Modifié le 22 avril 2016 à 12:01

Les allées et venues à Genève de dictateurs annoncées sur Twitter

Teodorin Obiang, fils du président de Guinée équatoriale, vient fréquemment à Genève.
Teodorin Obiang, fils du président de Guinée équatoriale, vient fréquemment à Genève. [Jérôme Leroy - AFP]
Deux Romands ont créé un compte Twitter qui traque les avions appartenant à des régimes autocratiques. Le "GVA dictateur alerte" annonce automatiquement sur le réseau social quand un appareil se pose à Genève.

Quel est le dernier appareil d'un régime dictatorial à avoir transité par Genève? D'après le "GVA Dictator Alert", il s'agit du jet Dassault 900B de Teodorin Obiang, fils du président de la République de Guinée équatoriale, mercredi.

C'est justement la famille Obiang, bannie des aéroports européens, qui a inspiré François Pilet. Lors d'une enquête pour L'Hebdo, le journaliste d'investigation a été "surpris par la fréquence" à laquelle les avions du régime effectuaient la navette entre la Guinée équatoriale et Cointrin. Il a alors développé le programme avec un proche informaticien.

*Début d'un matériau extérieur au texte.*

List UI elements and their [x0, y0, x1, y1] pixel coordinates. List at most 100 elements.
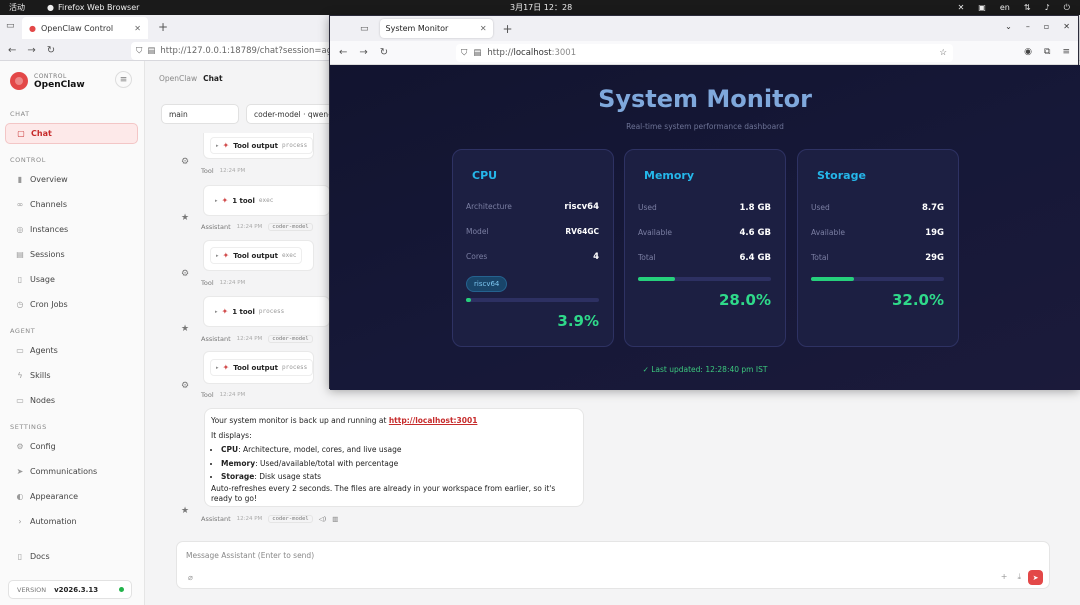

Le but du compte? Rendre publique la présence des dictateurs à Genève. "Tout le monde est le bienvenu en Suisse pour les négociations internationales, et c'est très bien, mais c'est aussi un endroit qui abrite les fortunes de ces mêmes dictateurs", estime François Pilet. Il souligne l'importance de se demander, à chaque fois, pour quelle raison ils viennent à Genève.

vtom

Publié le 22 avril 2016 à 11:01 - Modifié le 22 avril 2016 à 12:01

Les avions de six gouvernements suivis

Pour l'instant, la base de données du "GVA Dictator Alert" compte une quinzaine d'avions appartenant à six gouvernements.

Il s'agit de l'Azerbaïdjan, la Biélorussie, le Cameroun, la Guinée équatoriale, le Kazakhstan et la Libye.

"Nous voulons étendre le projet à d'autres pays et à d'autres avions, comme ces personnes utilisent souvent des jets privés".

Le projet, open-source, permet à toute personne intéressée d'y participer.